Verläuft die Schwangerschaft unkompliziert, können alle sieben Untersuchungen von einer Hebamme durchgeführt werden. Bei Risikoschwangerschaften ohne schon vorhandene Anzeichen ist jedoch eine Zusammenarbeit der Hebamme mit einer Ärztin oder einem Arzt vorgeschrieben. Sind schon die Anzeichen von Komplikationen vorhanden, darf die Hebamme nur nach ärztlicher Anordnung betreuen.

Newsticker

Hebammenbetreuung | 15.03.2017

Seit dem 1.1.2017 haben schwangere Frauen in der Schweiz die Wahl, sich primär von einem Arzt oder einer Hebamme betreuen zu lassen.

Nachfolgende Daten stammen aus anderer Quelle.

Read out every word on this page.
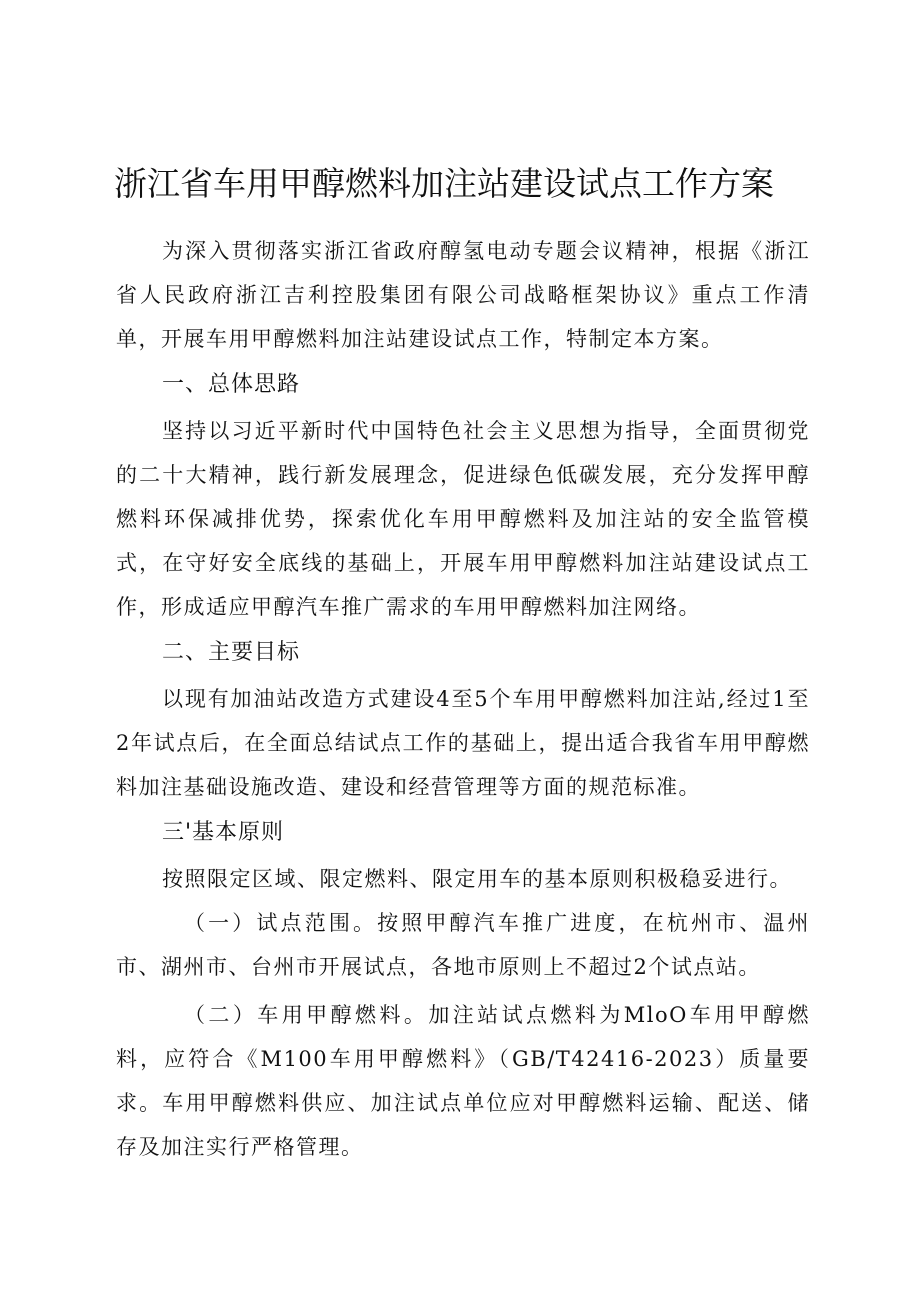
浙江省车用甲醇燃料加注站建设试点工作方案

为深入贯彻落实浙江省政府醇氢电动专题会议精神，根据《浙江省人民政府浙江吉利控股集团有限公司战略框架协议》重点工作清单，开展车用甲醇燃料加注站建设试点工作，特制定本方案。

一、总体思路

坚持以习近平新时代中国特色社会主义思想为指导，全面贯彻党的二十大精神，践行新发展理念，促进绿色低碳发展，充分发挥甲醇燃料环保减排优势，探索优化车用甲醇燃料及加注站的安全监管模式，在守好安全底线的基础上，开展车用甲醇燃料加注站建设试点工作，形成适应甲醇汽车推广需求的车用甲醇燃料加注网络。

二、主要目标

以现有加油站改造方式建设4至5个车用甲醇燃料加注站,经过1至2年试点后，在全面总结试点工作的基础上，提出适合我省车用甲醇燃料加注基础设施改造、建设和经营管理等方面的规范标准。

三'基本原则

按照限定区域、限定燃料、限定用车的基本原则积极稳妥进行。

（一）试点范围。按照甲醇汽车推广进度，在杭州市、温州市、湖州市、台州市开展试点，各地市原则上不超过2个试点站。

（二）车用甲醇燃料。加注站试点燃料为MloO车用甲醇燃料，应符合《M100车用甲醇燃料》（GB/T42416-2023）质量要求。车用甲醇燃料供应、加注试点单位应对甲醇燃料运输、配送、储存及加注实行严格管理。
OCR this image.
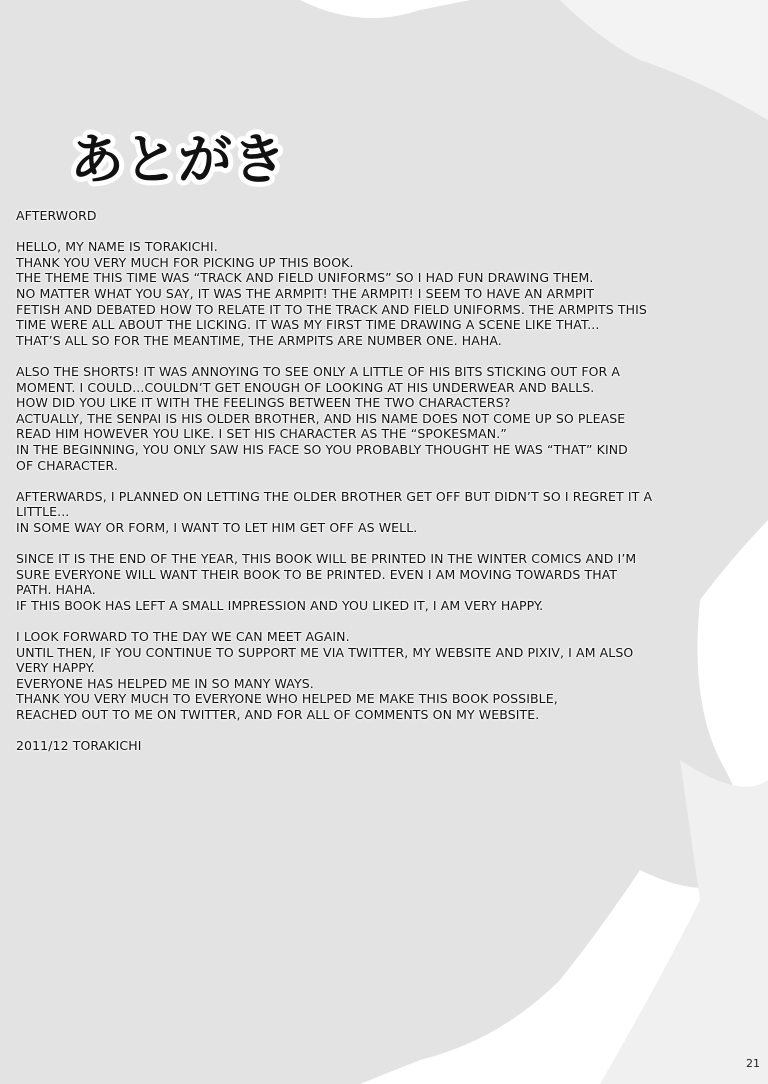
あとがき

AFTERWORD

HELLO, MY NAME IS TORAKICHI.
THANK YOU VERY MUCH FOR PICKING UP THIS BOOK.
THE THEME THIS TIME WAS “TRACK AND FIELD UNIFORMS” SO I HAD FUN DRAWING THEM.
NO MATTER WHAT YOU SAY, IT WAS THE ARMPIT! THE ARMPIT! I SEEM TO HAVE AN ARMPIT
FETISH AND DEBATED HOW TO RELATE IT TO THE TRACK AND FIELD UNIFORMS. THE ARMPITS THIS
TIME WERE ALL ABOUT THE LICKING. IT WAS MY FIRST TIME DRAWING A SCENE LIKE THAT...
THAT’S ALL SO FOR THE MEANTIME, THE ARMPITS ARE NUMBER ONE. HAHA.

ALSO THE SHORTS! IT WAS ANNOYING TO SEE ONLY A LITTLE OF HIS BITS STICKING OUT FOR A
MOMENT. I COULD...COULDN’T GET ENOUGH OF LOOKING AT HIS UNDERWEAR AND BALLS.
HOW DID YOU LIKE IT WITH THE FEELINGS BETWEEN THE TWO CHARACTERS?
ACTUALLY, THE SENPAI IS HIS OLDER BROTHER, AND HIS NAME DOES NOT COME UP SO PLEASE
READ HIM HOWEVER YOU LIKE. I SET HIS CHARACTER AS THE “SPOKESMAN.”
IN THE BEGINNING, YOU ONLY SAW HIS FACE SO YOU PROBABLY THOUGHT HE WAS “THAT” KIND
OF CHARACTER.

AFTERWARDS, I PLANNED ON LETTING THE OLDER BROTHER GET OFF BUT DIDN’T SO I REGRET IT A
LITTLE...
IN SOME WAY OR FORM, I WANT TO LET HIM GET OFF AS WELL.

SINCE IT IS THE END OF THE YEAR, THIS BOOK WILL BE PRINTED IN THE WINTER COMICS AND I’M
SURE EVERYONE WILL WANT THEIR BOOK TO BE PRINTED. EVEN I AM MOVING TOWARDS THAT
PATH. HAHA.
IF THIS BOOK HAS LEFT A SMALL IMPRESSION AND YOU LIKED IT, I AM VERY HAPPY.

I LOOK FORWARD TO THE DAY WE CAN MEET AGAIN.
UNTIL THEN, IF YOU CONTINUE TO SUPPORT ME VIA TWITTER, MY WEBSITE AND PIXIV, I AM ALSO
VERY HAPPY.
EVERYONE HAS HELPED ME IN SO MANY WAYS.
THANK YOU VERY MUCH TO EVERYONE WHO HELPED ME MAKE THIS BOOK POSSIBLE,
REACHED OUT TO ME ON TWITTER, AND FOR ALL OF COMMENTS ON MY WEBSITE.

2011/12 TORAKICHI

21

In beiden Fällen übernimmt die obligatorische Krankenpflegeversicherung (OKP) insgesamt sieben Kontrolluntersuchungen. Neben frei praktizierenden Hebammen, die Frauen zu Hause oder in einer eigenen Praxis betreuen, bieten auch einige Spitäler Hebammensprechstunden für gesunde Frauen mit einem normalen Schwangerschaftsverlauf an. Eine Umfrage des Schweizerischen Hebammenverbandes ergab, dass 7% der Frauen sich in der ersten Schwangerschaft hauptsächlich von einer Hebamme betreuen lassen. Beim zweiten Kind sind es bereits 11%, ab dem dritten Kind 21%. Von den ärztlich betreuten Frauen könnten sich 54% vorstellen, zum Hebammenmodell zu wechseln. Frauen mit Risikoschwangerschaften müssen von einem Arzt/einer Ärztin betreut werden. Die neue Regelung sieht auch vor, dass Gynäkologen/-innen schon in der Schwangerschaft für ein Beratungsgespräch zur Hebamme schicken.